The New America Foundation’s Early Ed Watch blog recently reiterated the recommendations contained in a letter sent to Congress last year. “We believe that, in the long-term, high-quality early learning programs will require sustainable funding levels,” the blog notes. “This is not, however, all about money – not by a long shot. In fact, many of our recommendations simply suggest ways to erase ambiguity and strengthen what already exists to ensure that the early years and early grades are given the attention they need.” Early Ed Watch’s summary of the recommendations follows:
- Increase the federal investment in education to enable and provide incentives for Title I dollars to flow more freely to early childhood and PreK-3rd programs.
- Ensure that Title I funding set-asides do not supplant pre-k funding where it already exists.
- Encourage districts to embed high-quality PreK-3rd strategies as one of their priorities for turning around low-performing schools.
- Reward states for creating high-quality early learning programs and aligned PreK-3rd systems.
- Change the funding formulae within ESEA so that they are based on communities of children age 3 to 17 instead of 5 to 17 while safeguarding current funding levels.
- Explicitly include early childhood teachers in professional development programs.
- Emphasize the need for more teacher training and professional development based on the most current research in child development and the needs of young English language learners and other special populations.
- Strengthen professional development for elementary school leaders to assist them in designing and implementing comprehensive, aligned systems that include early childhood programs and extend through third grade.
- Ensure that the collection of federal longitudinal data in K-12 is more fully integrated with data collection in programs that serve children before kindergarten entry.
- Require districts to report how Title I funds are used for children under age 5.
- Ensure that schools and districts are rewarded for creating and sustaining high-quality classroom experiences throughout the preschool years and early grades.
- Spur the development of valid and reliable measurement tools that are appropriate for young children and the classrooms in which they learn.
- Recognize high-quality early childhood programs as an eligible use of funds designed to extend learning time.
- Redefine “parental involvement” to reflect a shared responsibility of “family engagement.”
Massachusetts has taken steps to implement several of the above recommendations.

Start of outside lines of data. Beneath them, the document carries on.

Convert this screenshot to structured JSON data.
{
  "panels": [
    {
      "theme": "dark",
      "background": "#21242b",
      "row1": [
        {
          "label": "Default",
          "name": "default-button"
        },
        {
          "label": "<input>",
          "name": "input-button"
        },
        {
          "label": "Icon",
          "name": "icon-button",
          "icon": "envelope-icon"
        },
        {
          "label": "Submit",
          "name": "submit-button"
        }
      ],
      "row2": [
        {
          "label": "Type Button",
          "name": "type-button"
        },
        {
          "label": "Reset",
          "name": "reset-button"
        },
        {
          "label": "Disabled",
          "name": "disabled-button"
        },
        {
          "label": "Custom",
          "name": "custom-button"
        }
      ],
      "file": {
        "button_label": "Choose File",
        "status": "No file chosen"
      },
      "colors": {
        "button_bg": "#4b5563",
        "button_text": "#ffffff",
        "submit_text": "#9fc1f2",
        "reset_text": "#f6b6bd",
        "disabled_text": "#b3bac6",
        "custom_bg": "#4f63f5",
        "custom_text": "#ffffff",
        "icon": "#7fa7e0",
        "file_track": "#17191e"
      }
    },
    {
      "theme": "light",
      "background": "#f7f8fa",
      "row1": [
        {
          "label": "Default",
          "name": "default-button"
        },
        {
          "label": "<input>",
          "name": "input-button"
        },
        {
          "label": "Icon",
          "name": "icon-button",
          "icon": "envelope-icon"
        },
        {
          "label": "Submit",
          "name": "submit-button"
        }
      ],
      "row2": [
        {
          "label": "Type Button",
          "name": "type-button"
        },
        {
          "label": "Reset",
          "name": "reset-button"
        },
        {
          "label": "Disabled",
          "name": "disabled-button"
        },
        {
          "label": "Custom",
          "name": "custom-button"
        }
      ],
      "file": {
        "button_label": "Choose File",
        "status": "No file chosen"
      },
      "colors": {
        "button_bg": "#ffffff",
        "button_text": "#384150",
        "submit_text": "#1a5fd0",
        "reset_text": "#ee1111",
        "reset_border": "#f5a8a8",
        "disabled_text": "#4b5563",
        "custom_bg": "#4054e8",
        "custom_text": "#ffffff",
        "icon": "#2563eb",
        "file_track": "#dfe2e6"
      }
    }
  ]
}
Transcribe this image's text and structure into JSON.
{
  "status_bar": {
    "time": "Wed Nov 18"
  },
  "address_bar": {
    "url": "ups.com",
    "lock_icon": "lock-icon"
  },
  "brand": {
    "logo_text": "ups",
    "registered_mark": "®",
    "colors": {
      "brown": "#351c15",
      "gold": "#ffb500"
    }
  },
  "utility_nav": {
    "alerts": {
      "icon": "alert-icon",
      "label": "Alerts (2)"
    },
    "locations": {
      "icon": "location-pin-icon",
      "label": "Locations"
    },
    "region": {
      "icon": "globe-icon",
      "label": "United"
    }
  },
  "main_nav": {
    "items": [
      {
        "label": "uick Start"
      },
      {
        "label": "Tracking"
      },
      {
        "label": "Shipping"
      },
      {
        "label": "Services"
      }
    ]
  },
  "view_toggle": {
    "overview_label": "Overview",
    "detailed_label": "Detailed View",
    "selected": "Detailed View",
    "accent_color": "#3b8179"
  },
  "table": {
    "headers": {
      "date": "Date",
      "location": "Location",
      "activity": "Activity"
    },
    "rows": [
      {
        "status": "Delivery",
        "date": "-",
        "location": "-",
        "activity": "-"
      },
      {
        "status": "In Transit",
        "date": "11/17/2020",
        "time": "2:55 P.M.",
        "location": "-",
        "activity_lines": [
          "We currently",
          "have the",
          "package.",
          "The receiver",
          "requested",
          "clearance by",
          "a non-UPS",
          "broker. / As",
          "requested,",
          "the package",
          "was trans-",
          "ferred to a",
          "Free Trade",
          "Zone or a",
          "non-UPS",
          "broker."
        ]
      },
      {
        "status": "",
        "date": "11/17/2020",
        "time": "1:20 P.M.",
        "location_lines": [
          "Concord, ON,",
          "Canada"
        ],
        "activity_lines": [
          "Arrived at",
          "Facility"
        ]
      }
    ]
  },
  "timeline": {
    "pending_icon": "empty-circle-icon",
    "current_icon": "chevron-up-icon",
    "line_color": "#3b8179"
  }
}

For instance, early educators sit on stakeholder groups in turnaround elementary schools, the regional readiness centers are charged with including early educators in professional development, and the Departments of Early Education and Care and Elementary and Secondary Education are working to create aligned data systems. An Act Relative to Third Grade Reading Proficiency, legislation filed last month in the Massachusetts Legislature, would address several other recommendations, including the use of developmentally appropriate assessments and strengthening professional development.
“If ESEA is reauthorized and early learning is left out, our country will miss a huge opportunity to have a significant and positive effect on the success of schools, teachers, families, and most importantly, students,” Early Ed Watch cautions. “We must start making changes that will give the class of 2030 – the children being born this year – a better chance to get the early learning experiences they need to succeed in school.”